I miei ragazzi hanno manifestato amore per la conoscenza dilatata al di là dei confini del tempo e del Paese: un’autentica sete di sapere che non può essere arrestata, gli argini della diga sono ormai crollati, bisogna prenderne atto e da domani ricostruire tutta l’isola, rendendola il più felice possibile. È un’isola che dobbiamo ricostruire tutti insieme, ammessi e non, considerando gli errori del passato. Un nuovo sistema costruito dai maggiori fruitori del sistema universitario, gli studenti tutti.

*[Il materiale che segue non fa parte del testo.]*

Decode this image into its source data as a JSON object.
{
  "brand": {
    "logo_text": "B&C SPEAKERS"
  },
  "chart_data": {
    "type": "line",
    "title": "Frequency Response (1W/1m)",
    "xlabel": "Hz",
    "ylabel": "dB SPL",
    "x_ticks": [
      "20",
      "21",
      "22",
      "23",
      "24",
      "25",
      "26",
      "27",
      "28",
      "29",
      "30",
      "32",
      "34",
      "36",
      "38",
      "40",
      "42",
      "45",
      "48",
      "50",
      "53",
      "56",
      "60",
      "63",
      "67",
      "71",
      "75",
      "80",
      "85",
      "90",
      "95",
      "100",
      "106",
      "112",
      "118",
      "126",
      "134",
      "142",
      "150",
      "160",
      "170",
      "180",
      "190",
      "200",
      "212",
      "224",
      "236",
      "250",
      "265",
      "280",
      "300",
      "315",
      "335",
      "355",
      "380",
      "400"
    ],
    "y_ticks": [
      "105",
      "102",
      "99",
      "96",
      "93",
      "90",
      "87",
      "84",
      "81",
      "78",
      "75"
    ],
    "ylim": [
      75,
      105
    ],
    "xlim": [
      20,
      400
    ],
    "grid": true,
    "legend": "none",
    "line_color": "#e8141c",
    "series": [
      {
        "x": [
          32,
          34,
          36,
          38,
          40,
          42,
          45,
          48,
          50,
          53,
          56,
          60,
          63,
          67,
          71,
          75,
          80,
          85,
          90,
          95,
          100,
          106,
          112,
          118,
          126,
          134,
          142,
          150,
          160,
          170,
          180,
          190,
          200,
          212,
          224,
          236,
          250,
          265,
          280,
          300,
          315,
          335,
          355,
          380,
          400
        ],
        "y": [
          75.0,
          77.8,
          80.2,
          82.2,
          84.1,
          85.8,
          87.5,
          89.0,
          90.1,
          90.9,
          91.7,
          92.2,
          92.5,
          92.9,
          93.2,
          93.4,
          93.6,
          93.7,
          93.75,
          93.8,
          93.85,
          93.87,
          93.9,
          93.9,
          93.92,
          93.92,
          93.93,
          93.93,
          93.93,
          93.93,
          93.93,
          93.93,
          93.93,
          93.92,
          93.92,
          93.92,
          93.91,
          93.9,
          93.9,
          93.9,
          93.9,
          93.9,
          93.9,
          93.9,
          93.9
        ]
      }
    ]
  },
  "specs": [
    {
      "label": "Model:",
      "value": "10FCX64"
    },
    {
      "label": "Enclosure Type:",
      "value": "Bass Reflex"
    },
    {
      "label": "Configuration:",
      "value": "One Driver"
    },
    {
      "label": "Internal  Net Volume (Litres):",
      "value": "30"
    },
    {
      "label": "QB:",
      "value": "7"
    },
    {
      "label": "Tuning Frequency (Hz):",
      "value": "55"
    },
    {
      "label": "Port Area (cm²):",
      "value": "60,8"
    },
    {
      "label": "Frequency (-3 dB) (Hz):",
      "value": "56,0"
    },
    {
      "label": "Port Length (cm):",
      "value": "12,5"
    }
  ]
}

Mi reputo un rivoluzionario per il modo di adoperare lo strumento processuale e di concepire i rapporti umani; per un cambiamento del nostro Paese la prima rivoluzione deve cominciare dentro di noi, con sentimenti d’amore per il prossimo, e spero di averlo dimostrato conducendo con l’UdU questa battaglia senza sosta per i diritti costituzionali, senza mai compromessi o arretramenti, portando oltre 5000 prossime matricole non solo ad un “ricorso”, ma ad un vero e proprio “percorso” dove ognuno di noi ha dato e insegnato tanto all’altro; una battaglia condotta con determinazione e in molti momenti anche con durezza, ma senza perdere mai tenerezza e umanità.
Non ho la necessità del consenso poiché amo il mio lavoro, i valori sobri della vita e ho sempre ritenuto di dover lottare per le cose fondamentali della vita stessa, e il diritto allo studio e la possibilità di arricchire la propria anima è una di esse.
Proprio per questo non mi piace questo tentativo di parte della classe politica di dividere i ragazzi tra coloro che hanno passato o meno un test di ingresso; è chiaro che dietro vi sono gli adulti, la parte meno virtuosa del corpo docente, e degli ordini professionali, ben rappresentati da una minoranza parlamentare.
Così come non mi piace che molti di noi non abbiano consapevolezza di aver avuto una grande occasione; potete realizzare i vostri sogni, e allora studiate, studiate in modo matto e disperatissimo, basta vittimismo per quello che succederà in questo momento di primo confronto in cui sarà di fatto messo a dura prova un nuovo modello di numero chiuso; confrontatevi di persona con il corpo docente e con i vostri colleghi, non più sui social network ma di persona, dove la vicinanza attenua le tristi distanze. Combattete tutti insieme per eliminare i confini, le barriere e l’intolleranza, per un nuovo mondo in cui la cultura e il progresso diano a tutti ben-essere. Alcuni dei vostri colleghi saranno amici, mogli e mariti e condividerete le sale operatorie, la gioia della vita e anche la morte, e soprattutto ciò che vi accomuna e che dovrà lentamente abbattere l’odio della chiusura, ovvero l’amore per la vostra professione.
Cari ragazzi, tutti, prendete d’esempio il vostro coetaneo Galois, e quel cancellino tiratelo idealmente e metaforicamente in testa a chi lo merita.